Western Australia’s rental market is tightening further, with a 66% jump in rents over five years far outstripping wage growth of 18.5% and sharpening housing stress for tenants.
WA now leads the nation for rental increases, with tenants spending around a third of their pre-tax income on housing. Perth buyer’s agent Peter Gavalas (pictured) of Resolve Property Solutions said this is forcing renters to rethink where and how they live.
“When rents climb this fast relative to incomes, tenants become much more deliberate about where they live,” Gavalas said.
He noted that many renters are trading space for location efficiency.
“They're prioritising locations that reduce other costs, like suburbs with good public transport, walkable amenities, schools nearby,” Gavalas said. “That's driving strong, consistent demand for well-located units and townhouses, because those are the properties that make financial sense for someone on a tight budget.”
REIWA data show how competitive conditions have become: in March, properties were leased in a median of just 16 days, with vacancy rates low and new supply constrained. Rents rose 5.9% for houses and 6.1% for units over the past year, intensifying pressure on households already grappling with higher mortgage rates and living costs.
For brokers, that lack of stock is reinforced by recent rental snapshots, which put Perth’s vacancy rate at around 0.6% in early 2026 – well below the 2.5%–3.5% range usually seen as a balanced market. This highlights how little slack is left in WA’s rental system and why upward pressure on rents is likely to persist.
Gavalas cautioned against chasing headline rent growth alone, warning that rapid increases can hit an affordability ceiling and lead to vacancies and turnover. He argues that more resilient returns lie in areas where rent-to-income ratios remain manageable and tenant pools are broad and stable, reducing portfolio risks that can complicate serviceability and refinancing conversations.
There is little on the horizon to suggest conditions will ease quickly. Supply remains the central problem.
According to the Australian Bureau of Statistics, WA's population grew by 65,600 people in the 12 months to June 2025, yet the state approved just 23,052 new dwellings over the same period.
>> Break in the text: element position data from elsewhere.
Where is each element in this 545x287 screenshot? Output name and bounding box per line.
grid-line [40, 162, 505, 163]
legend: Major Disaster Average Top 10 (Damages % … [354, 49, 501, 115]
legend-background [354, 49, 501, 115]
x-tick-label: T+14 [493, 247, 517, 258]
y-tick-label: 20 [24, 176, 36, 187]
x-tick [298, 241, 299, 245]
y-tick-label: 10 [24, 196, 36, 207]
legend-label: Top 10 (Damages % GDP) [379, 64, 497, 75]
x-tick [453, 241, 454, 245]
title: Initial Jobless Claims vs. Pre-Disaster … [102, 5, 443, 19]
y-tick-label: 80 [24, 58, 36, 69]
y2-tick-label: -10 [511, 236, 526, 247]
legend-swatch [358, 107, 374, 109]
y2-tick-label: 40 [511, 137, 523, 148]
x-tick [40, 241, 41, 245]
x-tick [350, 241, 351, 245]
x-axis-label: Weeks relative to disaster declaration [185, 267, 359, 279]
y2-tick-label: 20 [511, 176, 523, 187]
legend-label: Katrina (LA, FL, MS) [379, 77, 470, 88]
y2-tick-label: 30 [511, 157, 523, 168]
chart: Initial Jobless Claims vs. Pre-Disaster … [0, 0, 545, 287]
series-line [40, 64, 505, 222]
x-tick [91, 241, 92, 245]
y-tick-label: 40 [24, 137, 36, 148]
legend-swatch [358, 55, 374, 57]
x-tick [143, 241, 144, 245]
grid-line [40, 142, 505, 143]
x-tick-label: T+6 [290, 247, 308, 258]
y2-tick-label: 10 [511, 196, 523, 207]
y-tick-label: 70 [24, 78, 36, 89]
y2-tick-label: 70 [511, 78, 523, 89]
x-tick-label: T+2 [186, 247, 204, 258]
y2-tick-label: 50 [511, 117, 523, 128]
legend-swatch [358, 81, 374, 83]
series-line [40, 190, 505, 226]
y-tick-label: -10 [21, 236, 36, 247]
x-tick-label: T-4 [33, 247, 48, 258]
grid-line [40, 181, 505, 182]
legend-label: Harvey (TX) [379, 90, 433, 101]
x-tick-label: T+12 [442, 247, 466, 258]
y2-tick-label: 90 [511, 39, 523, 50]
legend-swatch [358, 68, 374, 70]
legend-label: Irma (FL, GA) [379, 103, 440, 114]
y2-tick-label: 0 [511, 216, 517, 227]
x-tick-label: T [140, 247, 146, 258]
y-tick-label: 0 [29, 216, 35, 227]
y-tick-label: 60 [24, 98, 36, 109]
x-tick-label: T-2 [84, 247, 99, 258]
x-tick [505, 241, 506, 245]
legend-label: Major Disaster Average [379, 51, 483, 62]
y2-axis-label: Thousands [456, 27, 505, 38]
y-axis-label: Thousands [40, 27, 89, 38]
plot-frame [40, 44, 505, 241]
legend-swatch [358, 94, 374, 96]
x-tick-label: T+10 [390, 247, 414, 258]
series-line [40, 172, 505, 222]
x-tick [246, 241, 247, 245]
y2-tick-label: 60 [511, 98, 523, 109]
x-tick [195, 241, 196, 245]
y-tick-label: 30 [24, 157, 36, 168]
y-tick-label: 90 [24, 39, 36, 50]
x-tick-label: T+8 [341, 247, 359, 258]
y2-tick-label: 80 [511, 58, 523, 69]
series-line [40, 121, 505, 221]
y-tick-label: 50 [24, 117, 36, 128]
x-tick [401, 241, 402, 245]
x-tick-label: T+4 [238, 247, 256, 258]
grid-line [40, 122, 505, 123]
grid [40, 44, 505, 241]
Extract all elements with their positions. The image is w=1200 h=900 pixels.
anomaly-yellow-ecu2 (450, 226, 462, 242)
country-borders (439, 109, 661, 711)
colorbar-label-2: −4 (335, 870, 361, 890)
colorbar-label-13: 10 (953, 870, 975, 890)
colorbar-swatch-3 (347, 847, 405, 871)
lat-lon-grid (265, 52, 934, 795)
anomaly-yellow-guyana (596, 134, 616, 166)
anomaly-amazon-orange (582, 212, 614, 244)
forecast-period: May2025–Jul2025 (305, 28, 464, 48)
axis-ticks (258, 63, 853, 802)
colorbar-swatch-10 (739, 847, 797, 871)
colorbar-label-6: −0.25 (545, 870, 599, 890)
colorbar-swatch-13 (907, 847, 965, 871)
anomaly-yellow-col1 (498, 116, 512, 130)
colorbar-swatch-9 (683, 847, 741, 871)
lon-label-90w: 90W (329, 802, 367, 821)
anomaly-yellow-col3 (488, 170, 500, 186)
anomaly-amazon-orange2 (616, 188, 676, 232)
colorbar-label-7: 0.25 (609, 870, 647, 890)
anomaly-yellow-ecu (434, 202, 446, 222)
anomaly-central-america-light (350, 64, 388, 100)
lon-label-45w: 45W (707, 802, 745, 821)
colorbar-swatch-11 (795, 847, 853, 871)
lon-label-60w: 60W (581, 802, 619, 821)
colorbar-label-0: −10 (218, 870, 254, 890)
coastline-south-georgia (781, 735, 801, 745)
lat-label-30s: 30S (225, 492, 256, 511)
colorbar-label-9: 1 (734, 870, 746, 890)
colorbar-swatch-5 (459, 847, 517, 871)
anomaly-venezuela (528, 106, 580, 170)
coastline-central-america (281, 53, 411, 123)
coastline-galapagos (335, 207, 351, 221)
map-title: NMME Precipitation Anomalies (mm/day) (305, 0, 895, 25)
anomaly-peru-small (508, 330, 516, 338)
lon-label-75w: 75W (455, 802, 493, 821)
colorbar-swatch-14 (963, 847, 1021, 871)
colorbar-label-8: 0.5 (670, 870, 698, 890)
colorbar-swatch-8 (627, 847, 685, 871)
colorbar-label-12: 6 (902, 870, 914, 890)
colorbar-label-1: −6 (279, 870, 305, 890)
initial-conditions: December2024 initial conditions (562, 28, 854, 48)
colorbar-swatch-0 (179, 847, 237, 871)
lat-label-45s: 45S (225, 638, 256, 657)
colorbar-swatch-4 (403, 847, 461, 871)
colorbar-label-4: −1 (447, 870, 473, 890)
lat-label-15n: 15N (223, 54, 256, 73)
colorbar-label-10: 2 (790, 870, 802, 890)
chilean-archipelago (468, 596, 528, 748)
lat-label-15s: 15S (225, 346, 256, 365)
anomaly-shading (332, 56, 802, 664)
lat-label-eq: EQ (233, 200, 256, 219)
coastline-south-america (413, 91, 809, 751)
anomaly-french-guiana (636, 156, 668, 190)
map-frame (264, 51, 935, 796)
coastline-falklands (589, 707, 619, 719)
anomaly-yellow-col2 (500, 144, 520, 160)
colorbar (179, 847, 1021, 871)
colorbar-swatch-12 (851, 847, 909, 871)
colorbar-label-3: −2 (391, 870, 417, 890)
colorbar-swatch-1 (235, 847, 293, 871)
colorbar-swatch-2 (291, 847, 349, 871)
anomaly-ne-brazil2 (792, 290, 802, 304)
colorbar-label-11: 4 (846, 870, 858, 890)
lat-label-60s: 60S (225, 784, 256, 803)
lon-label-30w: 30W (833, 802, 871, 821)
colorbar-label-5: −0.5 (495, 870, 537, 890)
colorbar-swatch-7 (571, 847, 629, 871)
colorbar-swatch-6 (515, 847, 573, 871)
Even accounting for the fact that not every new resident needs a separate home, the gap between demand and new supply is substantial, and construction timelines mean approved dwellings take months or years to reach the market.
“Until that changes, the gap between what landlords are charging and what tenants can comfortably pay is likely to persist,” Gavalas said.
The affordability squeeze is being compounded by higher borrowing costs, with the Reserve Bank lifting the cash rate to 4.1% in March. The central bank has signalled that restrictive settings may need to stay in place for longer.